In a time of such ugliness in American history, Amanda Gorman stood on a national stage with presidents, beautiful and regal, and spoke words of guidance, healing and inspiration to a damaged nation.
An African American Capitol Policeman, while risking his life to protect the Capitol, the leaders of our country, and our democracy itself from great harm, was repeatedly called the “n” word by violent, raging white supremacists. Afterward, all he could do was weep.
African American workers then came in to repair the damage the almost exclusively white mob had caused.
Across America, we have watched as front-line workers risked their lives to provide services, despite the fact that many of them suffered also from low wages and sub-standard or non-existent healthcare. Vast numbers of these people are African American.
We lost John Lewis this past year — an African American of tremendous moral courage, who inspired many and helped lead our country with an integrity few possess.

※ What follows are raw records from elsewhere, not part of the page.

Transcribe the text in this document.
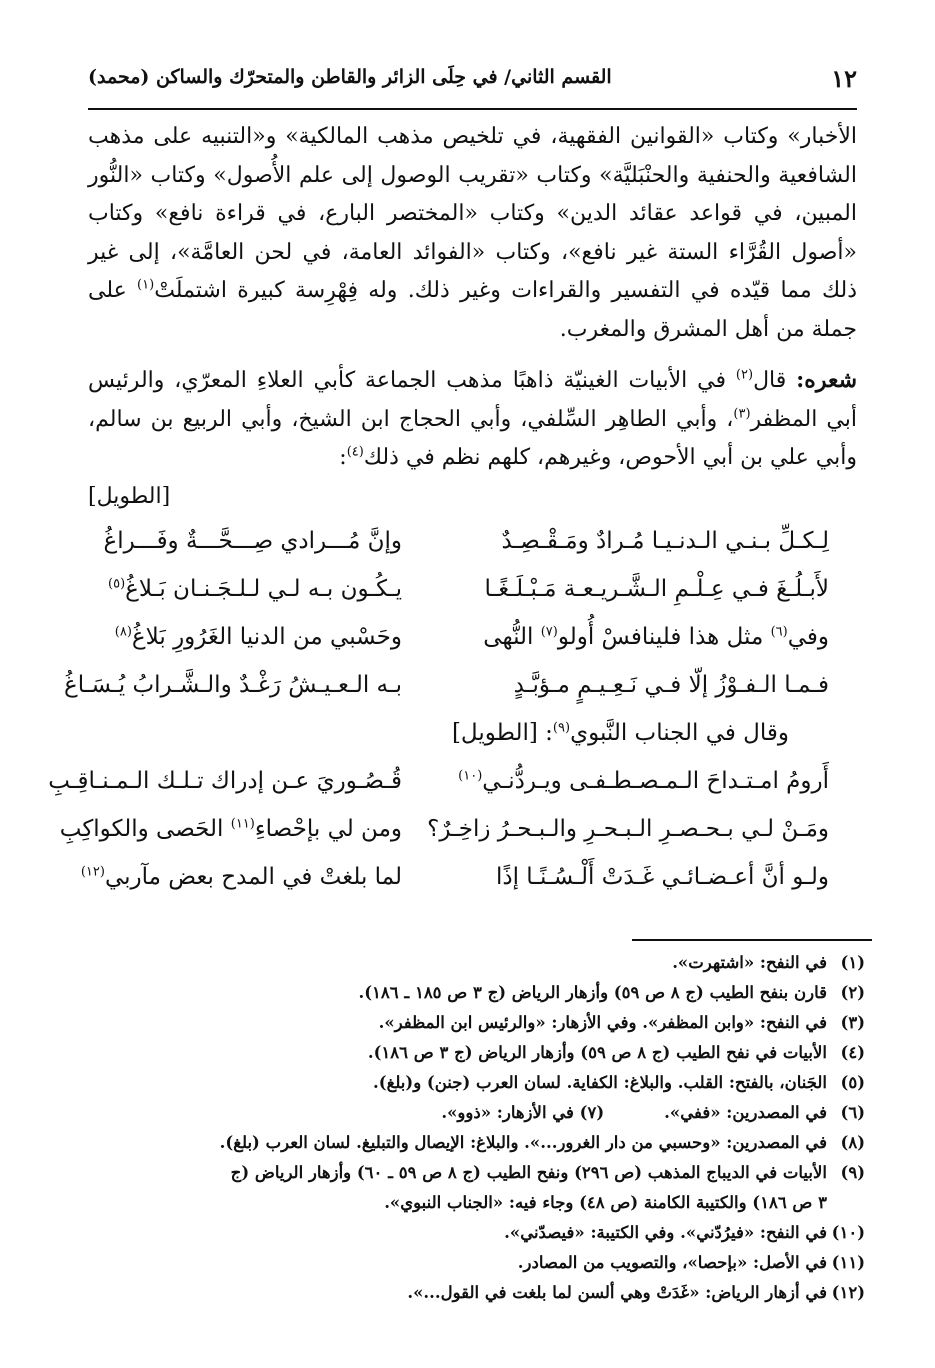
١٢
القسم الثاني/ في حِلَى الزائر والقاطن والمتحرّك والساكن (محمد)

الأخبار» وكتاب «القوانين الفقهية، في تلخيص مذهب المالكية» و«التنبيه على مذهب الشافعية والحنفية والحنْبَليَّة» وكتاب «تقريب الوصول إلى علم الأُصول» وكتاب «النُّور المبين، في قواعد عقائد الدين» وكتاب «المختصر البارع، في قراءة نافع» وكتاب «أصول القُرَّاء الستة غير نافع»، وكتاب «الفوائد العامة، في لحن العامَّة»، إلى غير ذلك مما قيّده في التفسير والقراءات وغير ذلك. وله فِهْرِسة كبيرة اشتملَتْ$^{(١)}$ على جملة من أهل المشرق والمغرب.

شعره: قال$^{(٢)}$ في الأبيات الغينيّة ذاهبًا مذهب الجماعة كأبي العلاءِ المعرّي، والرئيس أبي المظفر$^{(٣)}$، وأبي الطاهِر السِّلفي، وأبي الحجاج ابن الشيخ، وأبي الربيع بن سالم، وأبي علي بن أبي الأحوص، وغيرهم، كلهم نظم في ذلك$^{(٤)}$:

[الطويل]
لِـكـلِّ بـنـي الـدنـيـا مُـرادٌ ومَـقْـصِـدٌ
وإنَّ مُـــرادي صِـــحَّـــةٌ وفَـــراغُ
لأَبـلُـغَ فـي عِـلْـمِ الـشَّـريـعـة مَـبْـلَـغًـا
يـكُـون بـه لـي لـلـجَـنـان بَـلاغُ$^{(٥)}$
وفي$^{(٦)}$ مثل هذا فلينافسْ أُولو$^{(٧)}$ النُّهى
وحَسْبي من الدنيا الغَرُورِ بَلاغُ$^{(٨)}$
فـمـا الـفـوْزُ إلّا فـي نَـعِـيـمٍ مـؤبَّـدٍ
بـه الـعـيـشُ رَغْـدٌ والـشَّـرابُ يُـسَـاغُ
وقال في الجناب النَّبوي$^{(٩)}$: [الطويل]
أَرومُ امـتـداحَ الـمـصـطـفـى ويـردُّنـي$^{(١٠)}$
قُـصُـوريَ عـن إدراك تـلـك الـمـنـاقِـبِ
ومَـنْ لـي بـحـصـرِ الـبـحـرِ والـبـحـرُ زاخِـرٌ؟
ومن لي بإحْصاءِ$^{(١١)}$ الحَصى والكواكِبِ
ولـو أنَّ أعـضـائـي غَـدَتْ أَلْـسُـنًـا إذًا
لما بلغتْ في المدح بعض مآربي$^{(١٢)}$
(١)في النفح: «اشتهرت».
(٢)قارن بنفح الطيب (ج ٨ ص ٥٩) وأزهار الرياض (ج ٣ ص ١٨٥ ـ ١٨٦).
(٣)في النفح: «وابن المظفر». وفي الأزهار: «والرئيس ابن المظفر».
(٤)الأبيات في نفح الطيب (ج ٨ ص ٥٩) وأزهار الرياض (ج ٣ ص ١٨٦).
(٥)الجَنان، بالفتح: القلب. والبلاغ: الكفاية. لسان العرب (جنن) و(بلغ).
(٦)في المصدرين: «ففي».(٧) في الأزهار: «ذوو».
(٨)في المصدرين: «وحسبي من دار الغرور...». والبلاغ: الإيصال والتبليغ. لسان العرب (بلغ).
(٩)الأبيات في الديباج المذهب (ص ٢٩٦) ونفح الطيب (ج ٨ ص ٥٩ ـ ٦٠) وأزهار الرياض (ج
٣ ص ١٨٦) والكتيبة الكامنة (ص ٤٨) وجاء فيه: «الجناب النبوي».
(١٠)في النفح: «فيرُدّني». وفي الكتيبة: «فيصدّني».
(١١)في الأصل: «بإحصا»، والتصويب من المصادر.
(١٢)في أزهار الرياض: «غَدَتْ وهي ألسن لما بلغت في القول...».
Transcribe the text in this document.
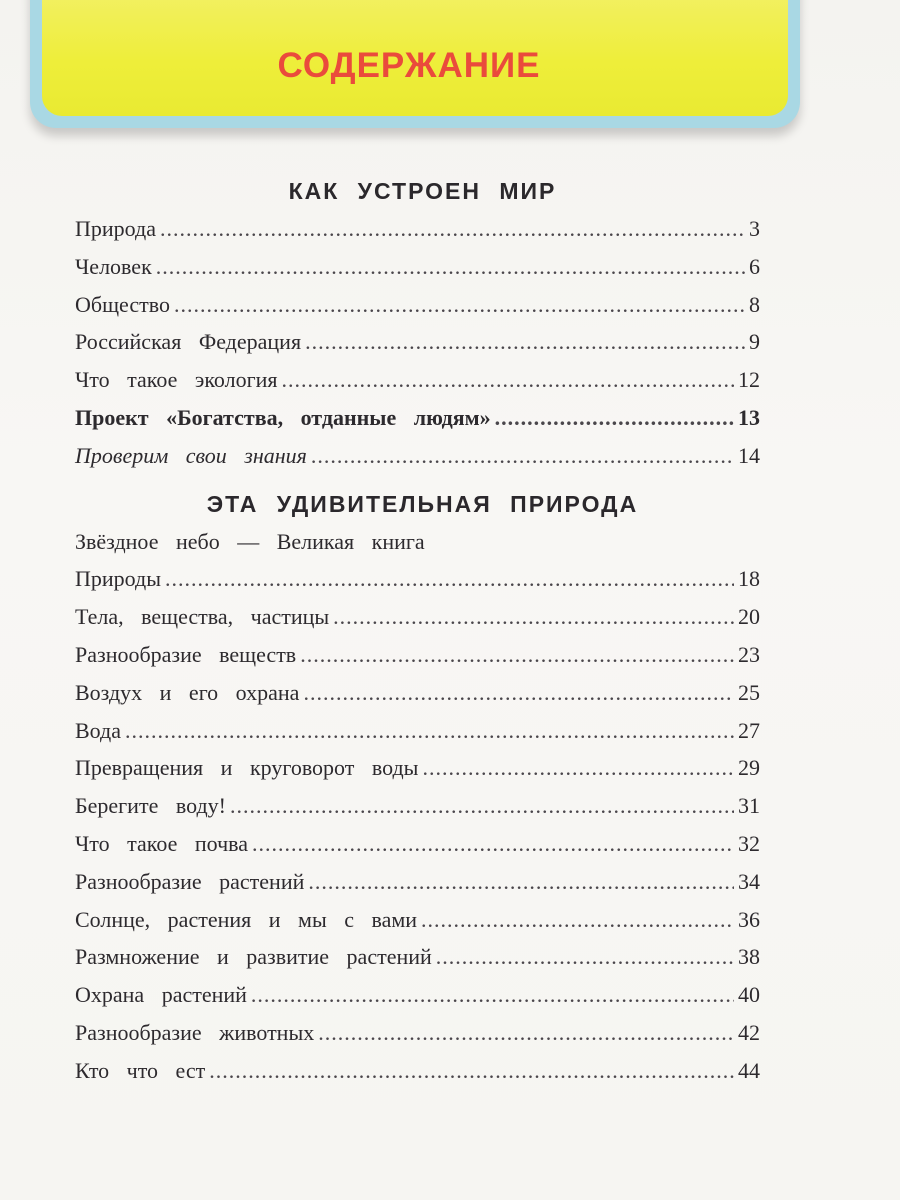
СОДЕРЖАНИЕ
КАК УСТРОЕН МИР
Природа .....	3
Человек .....	6
Общество .....	8
Российская Федерация .....	9
Что такое экология .....	12
Проект «Богатства, отданные людям» .....	13
Проверим свои знания .....	14
ЭТА УДИВИТЕЛЬНАЯ ПРИРОДА
Звёздное небо — Великая книга
Природы .....	18
Тела, вещества, частицы .....	20
Разнообразие веществ .....	23
Воздух и его охрана .....	25
Вода .....	27
Превращения и круговорот воды .....	29
Берегите воду! .....	31
Что такое почва .....	32
Разнообразие растений .....	34
Солнце, растения и мы с вами .....	36
Размножение и развитие растений .....	38
Охрана растений .....	40
Разнообразие животных .....	42
Кто что ест .....	44
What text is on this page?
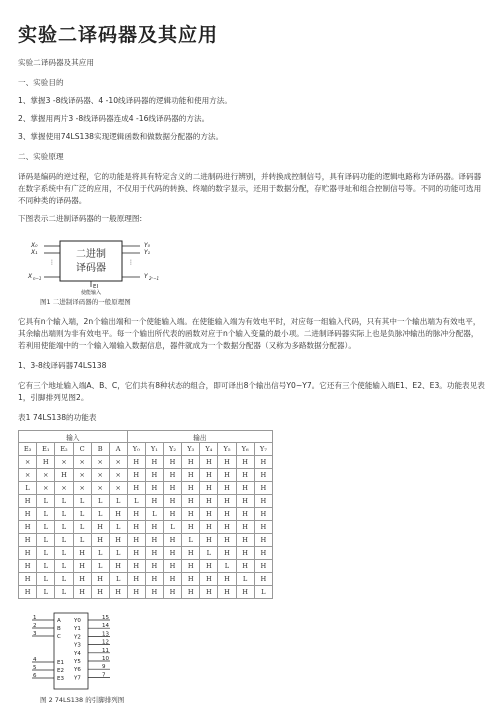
实验二译码器及其应用

实验二译码器及其应用

一、实验目的

1、掌握3 -8线译码器、4 -10线译码器的逻辑功能和使用方法。

2、掌握用两片3 -8线译码器连成4 -16线译码器的方法。

3、掌握使用74LS138实现逻辑函数和做数据分配器的方法。

二、实验原理

译码是编码的逆过程，它的功能是将具有特定含义的二进制码进行辨别，并转换成控制信号，具有译码功能的逻辑电路称为译码器。译码器在数字系统中有广泛的应用，不仅用于代码的转换、终端的数字显示，还用于数据分配，存贮器寻址和组合控制信号等。不同的功能可选用不同种类的译码器。

下图表示二进制译码器的一般原理图:

二进制
译码器
X₀
X₁
⋮
X n−1
Y₀
Y₁
⋮
Y 2ⁿ−1
EI
使能输入
图1 二进制译码器的一般原理图

它具有n个输入端，2n个输出端和一个使能输入端。在使能输入端为有效电平时，对应每一组输入代码，只有其中一个输出端为有效电平，其余输出端则为非有效电平。每一个输出所代表的函数对应于n个输入变量的最小项。二进制译码器实际上也是负脉冲输出的脉冲分配器，若利用使能端中的一个输入端输入数据信息，器件就成为一个数据分配器（又称为多路数据分配器）。

1、3-8线译码器74LS138

它有三个地址输入端A、B、C，它们共有8种状态的组合，即可译出8个输出信号Y0~Y7。它还有三个使能输入端E1、E2、E3。功能表见表1，引脚排列见图2。

表1 74LS138的功能表

输入						输出							
E₃	E₁	E₂	C	B	A	Y₀	Y₁	Y₂	Y₃	Y₄	Y₅	Y₆	Y₇
×	H	×	×	×	×	H	H	H	H	H	H	H	H
×	×	H	×	×	×	H	H	H	H	H	H	H	H
L	×	×	×	×	×	H	H	H	H	H	H	H	H
H	L	L	L	L	L	L	H	H	H	H	H	H	H
H	L	L	L	L	H	H	L	H	H	H	H	H	H
H	L	L	L	H	L	H	H	L	H	H	H	H	H
H	L	L	L	H	H	H	H	H	L	H	H	H	H
H	L	L	H	L	L	H	H	H	H	L	H	H	H
H	L	L	H	L	H	H	H	H	H	H	L	H	H
H	L	L	H	H	L	H	H	H	H	H	H	L	H
H	L	L	H	H	H	H	H	H	H	H	H	H	L
1	A
2	B
3	C
4	E1
5	E2
6	E3
Y0	15
Y1	14
Y2	13
Y3	12
Y4	11
Y5	10
Y6	9
Y7	7
图 2 74LS138 的引脚排列图
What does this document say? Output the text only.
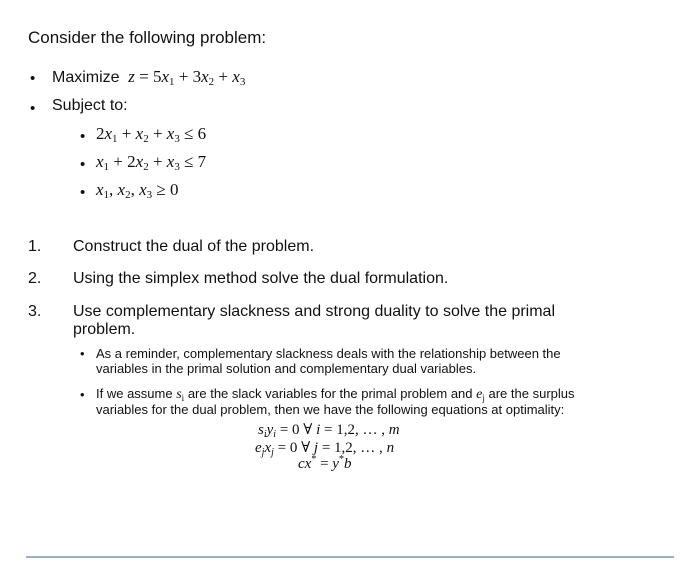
Consider the following problem:
• Maximize $z = 5x_1 + 3x_2 + x_3$
• Subject to:
• $2x_1 + x_2 + x_3 \le 6$
• $x_1 + 2x_2 + x_3 \le 7$
• $x_1$, $x_2$, $x_3 \ge 0$
1. Construct the dual of the problem.
2. Using the simplex method solve the dual formulation.
3. Use complementary slackness and strong duality to solve the primal
problem.
• As a reminder, complementary slackness deals with the relationship between the
variables in the primal solution and complementary dual variables.
• If we assume $s_i$ are the slack variables for the primal problem and $e_j$ are the surplus
variables for the dual problem, then we have the following equations at optimality:
$s_iy_i = 0$ ∀ i = 1,2, … , m
$e_jx_j = 0$ ∀ j = 1,2, … , n
cx* = y*b
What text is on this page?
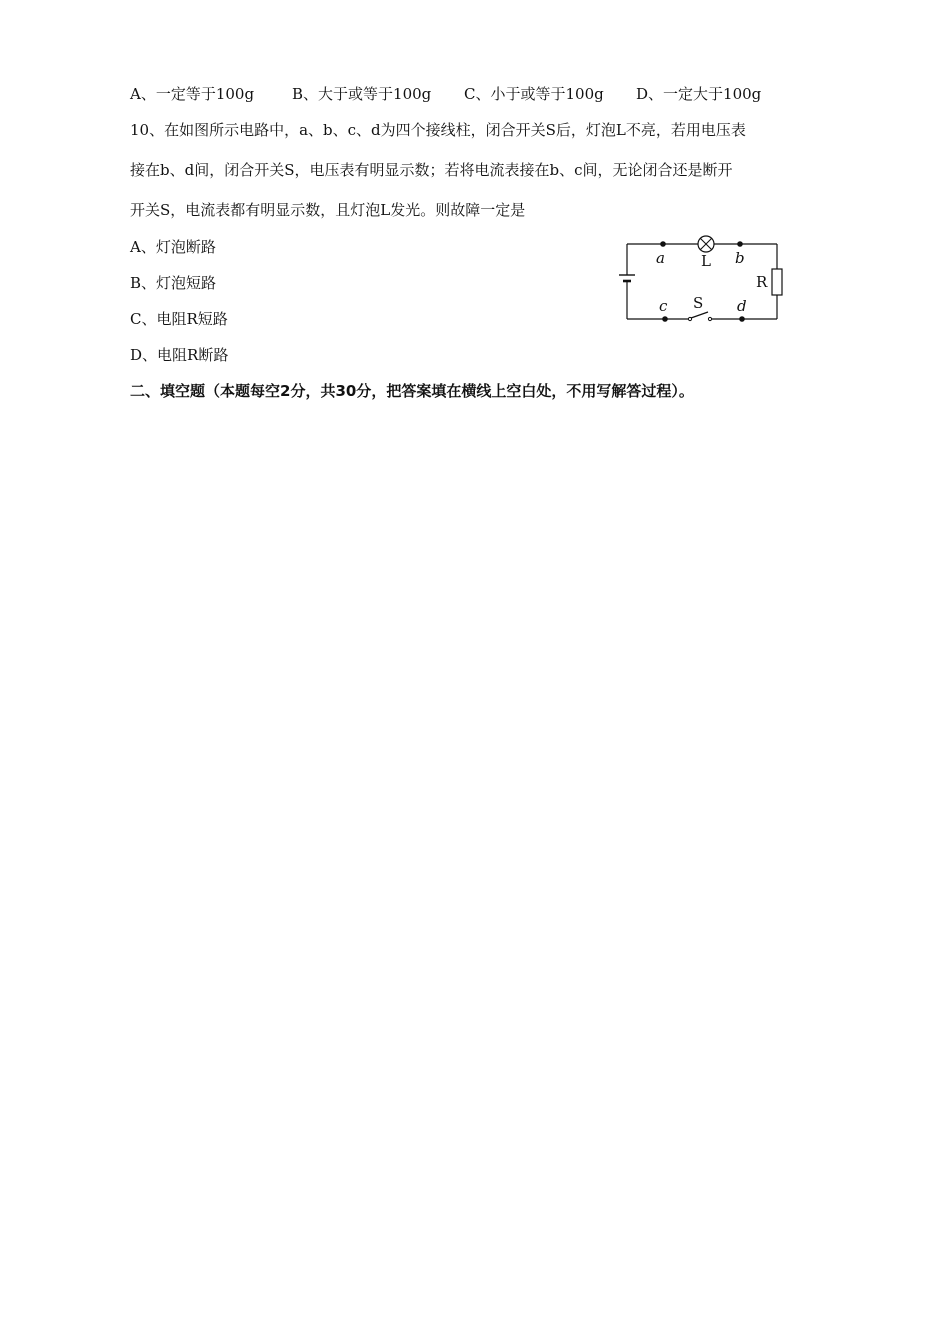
A、一定等于100g	B、大于或等于100g C、小于或等于100g D、一定大于100g
10、在如图所示电路中，a、b、c、d为四个接线柱，闭合开关S后，灯泡L不亮，若用电压表
接在b、d间，闭合开关S，电压表有明显示数；若将电流表接在b、c间，无论闭合还是断开
开关S，电流表都有明显示数，且灯泡L发光。则故障一定是
A、灯泡断路
B、灯泡短路
C、电阻R短路
D、电阻R断路
a L b
R
c S d
二、填空题（本题每空2分，共30分，把答案填在横线上空白处，不用写解答过程）。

Despite having been enslaved, marginalized, terrorized, and discriminated against, African Americans have actively and consistently provided care, protection, inspiration, guidance, labor, entertainment and love to us all. They have persevered, with so much heart.
I am in awe. My heart swells with gratitude. As a white Anglo-Saxon Protestant, some of whose ancestors owned slaves, I want to say to my African American brothers and sisters, THANK YOU.
I need to say, I’M SORRY.
And I promise, YOU ARE NOT ALONE. Many other Americans stand with you. You can count on it.